About this item

In this stirring collection of linked stories, Linda LeGarde Grover portrays an Ojibwe community struggling to follow traditional ways of life in the face of a relentlessly changing world. In the title story an aunt recounts the harsh legacy of Indian boarding schools that tried to break the indigenous culture. In doing so she passes on to her niece the Ojibwe tradition of honoring elders through their stories. In “Refugees Living and Dying in the West End of Duluth,” this same niece comes of age in the 1970s against the backdrop of her forcibly dispersed family. A cycle of boarding schools, alcoholism, and violence haunts these stories even as the characters find beauty and solace in their large extended families. With its attention to the Ojibwe language, customs, and history, this unique collection of riveting stories illuminates the very nature of storytelling.



About the Author

Linda LeGarde Grover

Linda LeGarde Grover is a professor of American Indian Studies at the University of Minnesota Duluth and a member of the Bois Forte Band of Ojibwe.

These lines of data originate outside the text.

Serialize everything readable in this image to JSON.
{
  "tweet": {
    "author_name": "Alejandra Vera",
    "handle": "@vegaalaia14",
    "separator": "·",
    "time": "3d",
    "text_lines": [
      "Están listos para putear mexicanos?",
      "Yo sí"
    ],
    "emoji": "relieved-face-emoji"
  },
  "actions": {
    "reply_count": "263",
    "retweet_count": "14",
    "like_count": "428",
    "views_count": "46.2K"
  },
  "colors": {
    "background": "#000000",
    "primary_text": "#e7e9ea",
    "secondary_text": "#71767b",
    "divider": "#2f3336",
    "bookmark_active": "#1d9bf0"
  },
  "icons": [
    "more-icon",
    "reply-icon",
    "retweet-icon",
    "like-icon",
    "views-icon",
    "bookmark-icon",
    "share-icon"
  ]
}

Her work - fiction, nonfiction, and poetry - recounts stories of Ojibwe life in northeastern Minnesota individuals, families and communities set against the backdrop of indigenous tradition and impacts of historical and current events.Awards: Grover's novel The Road Back to Sweetgrass has received the Wordcraft Circle of Native Writers and Storytellers 2015 Fiction Award; The Dance Boots received the Flannery O'Connor Award and the Janet Heidinger Kafka Prize; her poetry collection The Sky Watched: Poems of Ojibwe Lives received the Red Mountain Press Editor's Award and the 2017 Northeastern Minnesota Book Award for Poetry. Grover's essay collection/memoir Onigamiising: Seasons of An Ojibwe Year received both the Minnesota Book Award and the Northeastern Minnesota Book Award.